April 8, 2013 3:46 am
Netwatch USA offers six tips to prevent vacant or foreclosed homes from falling victim to copper theft or potential occupation by trespassers or squatters:
• Keep up with lawn care and exterior maintenance. This will not only increase curb appeal once it’s ready to sell, it will also let would-be trespassers know that the house is regularly visited and may, in fact, be inhabited. Be sure to keep gutters clean, snow shoveled, and the lawn mowed. Be sure to remove all ladders and tools after maintenance to prevent them from being used for break-ins.
• Park a car in the driveway. If you have an extra car, keeping it in the driveway can be enough to make the house look inhabited. You may also want to ask a trusted neighbor to park in the driveway.
• Invest in automatic interior and exterior lights. Keeping pathways, doorways, and interiors well-lit may scare off potential burglars. Consider automatic lights for the exterior and lights on timers for the interior.
• Lock up your circuit breaker. Effective lighting and certain surveillance equipment requires electricity, so lock the door to your circuit breaker. If kept unlocked, thieves can easily access the breaker and cut off the electricity, therefore disabling lighting and some traditional burglar alarms. To minimize electrical fire risk, turn off all unnecessary electrical circuits.
• Manage where the vacant property’s address is published. Until the property is ready to sell, keep the address as private as possible. Thieves will access lists of vacant homes, which will make it easier and more efficient for them to find and break-in to homes.
• Check that you have the correct type of insurance. Confirm with your insurance company to see if your policy needs to change now that the property is vacant. More often than not, carrying construction companies’ risk policy will adequately cover you from copper theft and vandals.
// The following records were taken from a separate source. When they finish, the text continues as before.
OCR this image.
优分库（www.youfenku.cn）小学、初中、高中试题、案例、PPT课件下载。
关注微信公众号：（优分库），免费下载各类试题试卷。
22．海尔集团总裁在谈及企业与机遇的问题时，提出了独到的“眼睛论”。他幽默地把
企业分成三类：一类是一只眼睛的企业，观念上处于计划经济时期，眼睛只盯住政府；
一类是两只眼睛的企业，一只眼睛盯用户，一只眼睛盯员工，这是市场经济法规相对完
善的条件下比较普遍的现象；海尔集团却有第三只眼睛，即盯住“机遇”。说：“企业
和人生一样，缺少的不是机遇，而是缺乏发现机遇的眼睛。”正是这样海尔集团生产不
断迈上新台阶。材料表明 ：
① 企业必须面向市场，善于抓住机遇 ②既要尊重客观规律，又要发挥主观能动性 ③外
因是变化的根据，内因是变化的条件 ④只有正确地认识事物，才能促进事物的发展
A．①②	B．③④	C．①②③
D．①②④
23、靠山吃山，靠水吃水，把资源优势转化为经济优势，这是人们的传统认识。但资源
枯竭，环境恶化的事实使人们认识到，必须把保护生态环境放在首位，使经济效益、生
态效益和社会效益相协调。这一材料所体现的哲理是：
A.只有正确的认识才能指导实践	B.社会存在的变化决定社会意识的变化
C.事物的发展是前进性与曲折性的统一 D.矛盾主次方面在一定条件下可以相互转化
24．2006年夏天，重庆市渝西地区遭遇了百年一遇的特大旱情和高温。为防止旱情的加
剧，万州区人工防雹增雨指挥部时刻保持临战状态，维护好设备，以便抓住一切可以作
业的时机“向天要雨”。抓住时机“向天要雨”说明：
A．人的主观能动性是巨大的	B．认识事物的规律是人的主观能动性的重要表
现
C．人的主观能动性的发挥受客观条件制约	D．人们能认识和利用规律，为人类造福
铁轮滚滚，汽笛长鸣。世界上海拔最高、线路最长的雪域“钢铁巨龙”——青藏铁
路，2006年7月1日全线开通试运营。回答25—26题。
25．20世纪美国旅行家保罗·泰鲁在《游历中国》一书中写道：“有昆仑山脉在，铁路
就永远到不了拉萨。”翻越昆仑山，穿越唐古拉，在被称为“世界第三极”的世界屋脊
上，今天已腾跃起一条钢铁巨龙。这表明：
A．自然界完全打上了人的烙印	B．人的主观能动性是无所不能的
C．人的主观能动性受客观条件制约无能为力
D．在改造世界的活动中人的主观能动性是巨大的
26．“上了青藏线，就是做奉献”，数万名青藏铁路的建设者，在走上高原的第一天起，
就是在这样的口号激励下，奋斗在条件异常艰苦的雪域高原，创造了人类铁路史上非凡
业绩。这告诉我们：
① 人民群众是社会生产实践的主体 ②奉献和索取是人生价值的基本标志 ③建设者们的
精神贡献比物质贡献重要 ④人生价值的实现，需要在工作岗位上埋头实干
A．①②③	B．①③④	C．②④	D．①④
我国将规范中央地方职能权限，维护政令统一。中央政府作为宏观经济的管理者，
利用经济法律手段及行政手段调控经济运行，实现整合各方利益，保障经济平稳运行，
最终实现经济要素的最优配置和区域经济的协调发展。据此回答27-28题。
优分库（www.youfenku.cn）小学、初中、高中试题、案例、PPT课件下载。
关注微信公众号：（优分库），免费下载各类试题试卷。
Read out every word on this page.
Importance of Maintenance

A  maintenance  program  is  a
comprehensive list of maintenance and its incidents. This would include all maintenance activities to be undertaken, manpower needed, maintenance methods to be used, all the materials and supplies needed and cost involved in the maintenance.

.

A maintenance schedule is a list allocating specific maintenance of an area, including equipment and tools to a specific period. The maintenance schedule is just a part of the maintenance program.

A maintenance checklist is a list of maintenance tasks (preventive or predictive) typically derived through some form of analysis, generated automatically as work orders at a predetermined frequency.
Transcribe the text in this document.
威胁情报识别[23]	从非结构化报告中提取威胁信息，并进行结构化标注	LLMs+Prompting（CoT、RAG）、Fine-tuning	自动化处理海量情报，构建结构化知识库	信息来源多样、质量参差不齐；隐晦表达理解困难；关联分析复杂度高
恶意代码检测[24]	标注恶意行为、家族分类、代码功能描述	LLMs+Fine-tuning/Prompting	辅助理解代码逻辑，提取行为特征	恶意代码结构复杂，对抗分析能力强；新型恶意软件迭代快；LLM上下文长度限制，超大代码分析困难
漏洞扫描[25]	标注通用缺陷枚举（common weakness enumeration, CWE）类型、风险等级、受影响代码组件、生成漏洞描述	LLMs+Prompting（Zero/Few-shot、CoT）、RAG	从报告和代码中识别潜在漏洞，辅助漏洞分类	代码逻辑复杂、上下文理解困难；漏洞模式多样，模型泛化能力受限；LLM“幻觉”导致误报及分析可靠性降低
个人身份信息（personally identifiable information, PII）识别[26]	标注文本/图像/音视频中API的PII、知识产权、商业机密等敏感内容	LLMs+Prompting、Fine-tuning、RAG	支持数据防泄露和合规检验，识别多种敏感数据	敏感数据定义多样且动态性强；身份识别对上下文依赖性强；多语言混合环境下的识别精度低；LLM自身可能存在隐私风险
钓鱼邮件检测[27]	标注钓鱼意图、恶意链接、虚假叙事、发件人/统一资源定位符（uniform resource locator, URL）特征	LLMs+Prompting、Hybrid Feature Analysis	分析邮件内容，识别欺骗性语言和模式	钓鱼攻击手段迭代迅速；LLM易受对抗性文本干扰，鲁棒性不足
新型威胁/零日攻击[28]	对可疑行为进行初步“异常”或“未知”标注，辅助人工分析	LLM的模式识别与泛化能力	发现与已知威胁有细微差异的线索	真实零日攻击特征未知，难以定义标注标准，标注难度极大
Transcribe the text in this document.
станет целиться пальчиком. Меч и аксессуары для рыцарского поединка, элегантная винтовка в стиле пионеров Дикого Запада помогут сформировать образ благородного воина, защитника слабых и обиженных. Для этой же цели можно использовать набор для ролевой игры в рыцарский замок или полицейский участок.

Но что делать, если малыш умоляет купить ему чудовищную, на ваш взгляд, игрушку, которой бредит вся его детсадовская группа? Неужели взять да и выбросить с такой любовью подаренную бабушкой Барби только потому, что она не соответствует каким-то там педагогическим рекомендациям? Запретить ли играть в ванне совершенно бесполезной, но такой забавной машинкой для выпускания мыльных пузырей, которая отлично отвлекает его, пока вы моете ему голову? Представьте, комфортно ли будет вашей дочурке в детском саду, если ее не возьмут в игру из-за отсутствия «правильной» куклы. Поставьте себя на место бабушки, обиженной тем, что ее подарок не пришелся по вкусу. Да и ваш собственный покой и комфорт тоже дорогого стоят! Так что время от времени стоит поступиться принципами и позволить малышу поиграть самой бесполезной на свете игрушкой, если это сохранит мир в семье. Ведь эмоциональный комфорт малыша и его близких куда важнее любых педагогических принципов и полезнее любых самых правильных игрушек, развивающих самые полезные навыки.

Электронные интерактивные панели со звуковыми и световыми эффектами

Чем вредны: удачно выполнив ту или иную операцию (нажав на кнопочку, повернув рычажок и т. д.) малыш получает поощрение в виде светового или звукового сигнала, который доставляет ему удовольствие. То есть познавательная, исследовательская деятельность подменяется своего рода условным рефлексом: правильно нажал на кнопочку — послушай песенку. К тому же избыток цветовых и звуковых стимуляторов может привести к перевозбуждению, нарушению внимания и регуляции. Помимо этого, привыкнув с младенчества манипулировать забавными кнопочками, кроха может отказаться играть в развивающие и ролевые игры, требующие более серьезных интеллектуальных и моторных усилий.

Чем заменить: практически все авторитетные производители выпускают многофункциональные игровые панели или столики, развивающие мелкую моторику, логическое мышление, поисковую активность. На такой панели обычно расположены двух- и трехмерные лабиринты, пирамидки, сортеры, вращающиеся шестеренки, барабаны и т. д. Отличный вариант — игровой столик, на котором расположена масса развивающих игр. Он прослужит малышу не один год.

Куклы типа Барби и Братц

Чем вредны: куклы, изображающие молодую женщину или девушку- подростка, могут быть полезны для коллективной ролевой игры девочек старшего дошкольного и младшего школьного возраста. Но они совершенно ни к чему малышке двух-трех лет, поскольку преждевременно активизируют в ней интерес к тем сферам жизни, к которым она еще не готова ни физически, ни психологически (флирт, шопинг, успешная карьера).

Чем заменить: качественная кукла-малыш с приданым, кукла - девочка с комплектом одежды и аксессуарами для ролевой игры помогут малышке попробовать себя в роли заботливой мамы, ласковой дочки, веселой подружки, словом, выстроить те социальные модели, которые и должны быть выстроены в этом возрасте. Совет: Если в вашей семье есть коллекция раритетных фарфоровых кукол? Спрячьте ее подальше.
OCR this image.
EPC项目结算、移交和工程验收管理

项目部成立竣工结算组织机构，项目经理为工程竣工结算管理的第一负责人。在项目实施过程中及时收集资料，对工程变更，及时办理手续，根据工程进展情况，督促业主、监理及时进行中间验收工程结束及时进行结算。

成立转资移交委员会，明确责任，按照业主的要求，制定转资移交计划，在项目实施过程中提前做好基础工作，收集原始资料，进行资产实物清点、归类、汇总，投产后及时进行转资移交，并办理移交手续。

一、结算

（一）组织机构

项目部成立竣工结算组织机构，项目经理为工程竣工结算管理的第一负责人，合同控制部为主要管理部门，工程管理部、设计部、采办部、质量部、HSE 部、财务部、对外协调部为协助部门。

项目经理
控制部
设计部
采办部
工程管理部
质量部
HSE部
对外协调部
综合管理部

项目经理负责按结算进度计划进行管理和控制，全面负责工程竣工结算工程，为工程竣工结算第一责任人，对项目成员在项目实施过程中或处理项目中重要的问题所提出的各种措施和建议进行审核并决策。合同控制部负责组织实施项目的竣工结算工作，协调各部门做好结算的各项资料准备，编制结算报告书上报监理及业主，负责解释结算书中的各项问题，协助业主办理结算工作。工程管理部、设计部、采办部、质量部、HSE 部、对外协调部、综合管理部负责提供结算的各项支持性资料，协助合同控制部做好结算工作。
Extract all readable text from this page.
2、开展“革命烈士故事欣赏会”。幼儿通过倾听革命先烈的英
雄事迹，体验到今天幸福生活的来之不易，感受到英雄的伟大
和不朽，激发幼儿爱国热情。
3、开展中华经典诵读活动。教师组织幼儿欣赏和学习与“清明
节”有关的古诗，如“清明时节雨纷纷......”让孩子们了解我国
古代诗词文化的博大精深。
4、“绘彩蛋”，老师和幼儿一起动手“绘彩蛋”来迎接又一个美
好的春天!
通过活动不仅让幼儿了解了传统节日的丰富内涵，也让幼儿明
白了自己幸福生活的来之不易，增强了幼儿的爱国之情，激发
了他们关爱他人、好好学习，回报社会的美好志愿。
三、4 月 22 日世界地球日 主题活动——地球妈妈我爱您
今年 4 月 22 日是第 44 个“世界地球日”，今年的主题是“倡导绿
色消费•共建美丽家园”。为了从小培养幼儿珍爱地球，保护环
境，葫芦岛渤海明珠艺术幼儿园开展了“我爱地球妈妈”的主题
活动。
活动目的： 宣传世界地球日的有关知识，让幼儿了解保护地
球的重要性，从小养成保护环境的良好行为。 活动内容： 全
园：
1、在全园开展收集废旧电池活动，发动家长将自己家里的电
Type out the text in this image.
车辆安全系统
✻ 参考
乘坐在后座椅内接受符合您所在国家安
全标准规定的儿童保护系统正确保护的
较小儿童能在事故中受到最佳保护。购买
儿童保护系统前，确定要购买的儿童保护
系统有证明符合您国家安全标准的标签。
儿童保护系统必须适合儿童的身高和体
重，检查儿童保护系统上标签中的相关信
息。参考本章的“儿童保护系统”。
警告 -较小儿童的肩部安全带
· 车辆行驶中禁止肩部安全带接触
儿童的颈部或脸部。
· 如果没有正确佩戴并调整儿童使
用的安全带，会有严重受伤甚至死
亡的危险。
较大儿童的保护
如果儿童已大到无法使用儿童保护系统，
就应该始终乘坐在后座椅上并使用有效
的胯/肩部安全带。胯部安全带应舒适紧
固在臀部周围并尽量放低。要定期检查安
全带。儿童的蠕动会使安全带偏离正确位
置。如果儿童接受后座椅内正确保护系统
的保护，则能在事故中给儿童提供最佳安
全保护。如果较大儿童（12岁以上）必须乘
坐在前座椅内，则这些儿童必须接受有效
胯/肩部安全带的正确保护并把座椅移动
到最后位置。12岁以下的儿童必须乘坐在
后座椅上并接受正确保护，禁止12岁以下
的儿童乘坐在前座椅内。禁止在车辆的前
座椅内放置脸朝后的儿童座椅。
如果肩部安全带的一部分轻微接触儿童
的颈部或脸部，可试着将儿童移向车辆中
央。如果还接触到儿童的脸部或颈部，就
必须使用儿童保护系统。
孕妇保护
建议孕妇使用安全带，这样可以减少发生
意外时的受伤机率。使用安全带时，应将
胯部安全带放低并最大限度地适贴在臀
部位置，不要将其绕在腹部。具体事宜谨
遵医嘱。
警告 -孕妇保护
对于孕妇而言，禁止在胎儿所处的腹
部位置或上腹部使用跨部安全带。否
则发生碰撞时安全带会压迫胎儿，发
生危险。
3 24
“Abandoned homes are, by their nature, a challenge to protect and are especially vulnerable to copper thieves,” said Netwatch CEO David Walsh. “Simply nailing plywood to windows and doors is not enough to scare off intruders and can easily be removed by saws and pry bars. Protecting your property with an effective surveillance system along with proper security measures will discourage potential copper thieves."
Published with permission from RISMedia.